Shach (4): The Levush says that the same applies if he forbade a species. This is wrong. The Ran (57a DH Masnisin) permits Chilufeihem in this case.
Shulchan Aruch (2): If he said 'what I eat or taste from them is Konam', if the seed disintegrates, e.g. wheat, Chilufeihem and Giduleihem are permitted. If it is Chasayos, even Gidulei Giduleihem are forbidden
Prishah (3), Drishah (4), Taz (4) and Gra (8): Regarding Chilufeihem, it makes no difference whether or not the seed disintegrates. The Shulchan Aruch, Rosh, Ran and Tur (if one looks into his words) permit in either case.
Rebuttal (Shach 6): There is no connotation to permit Chilufei Chasayos. Since Giduleihem are forbidden, Chachamim forbade also Chilufeihem.

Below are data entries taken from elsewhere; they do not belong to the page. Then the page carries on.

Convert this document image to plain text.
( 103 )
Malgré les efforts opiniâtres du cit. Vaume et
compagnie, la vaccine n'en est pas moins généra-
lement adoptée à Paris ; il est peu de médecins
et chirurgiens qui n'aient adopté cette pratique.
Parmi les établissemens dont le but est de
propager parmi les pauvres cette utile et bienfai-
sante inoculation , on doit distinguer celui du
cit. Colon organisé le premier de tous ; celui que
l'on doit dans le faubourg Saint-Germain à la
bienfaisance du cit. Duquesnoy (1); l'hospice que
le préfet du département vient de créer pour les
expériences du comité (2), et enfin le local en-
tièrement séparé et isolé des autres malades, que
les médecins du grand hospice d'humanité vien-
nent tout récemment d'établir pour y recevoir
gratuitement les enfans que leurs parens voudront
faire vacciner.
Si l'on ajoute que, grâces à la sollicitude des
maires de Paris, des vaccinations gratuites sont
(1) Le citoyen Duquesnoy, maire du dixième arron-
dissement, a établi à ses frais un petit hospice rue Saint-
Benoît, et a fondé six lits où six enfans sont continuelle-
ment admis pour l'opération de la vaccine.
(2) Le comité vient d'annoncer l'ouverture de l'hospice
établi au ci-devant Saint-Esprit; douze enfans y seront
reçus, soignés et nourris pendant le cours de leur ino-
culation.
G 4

Shulchan Aruch (ibid.): Similarly, if he said 'these Peros are forbidden to Ploni', Chilufeihem and Giduleihem are forbidden.
Shach (7): This is just like when he forbids to himself.
Beis Yosef (DH v'Chen): The Gemara did not settle Rami's question. The Ramban and Rosh did not rule about this. The Ran (47b DH ul'Inyan) is lenient, because it is a Safek mid'Rabanan. The Rambam says that it is a Safek, therefore he is forbidden.
Rebuttal (Korban Nesan'el Nedarim 7:90): It is clear from the Rosh in Kidushin (2:31) that he is stringent.
Question (Gilyon Maharsha): When he forbids to himself, it is Yesh Lo Matirim. When he forbids to Ploni, it is Ein Lo Matirim!
Answer (Shalmei Nedarim 47a DH b'Ran DH ha'Mekadesh): Since the Rambam forbids Reuven to give the food to Shimon, it is a Mitzvah for Reuven to permit his vow, therefore it is considered Yesh Lo Matirim.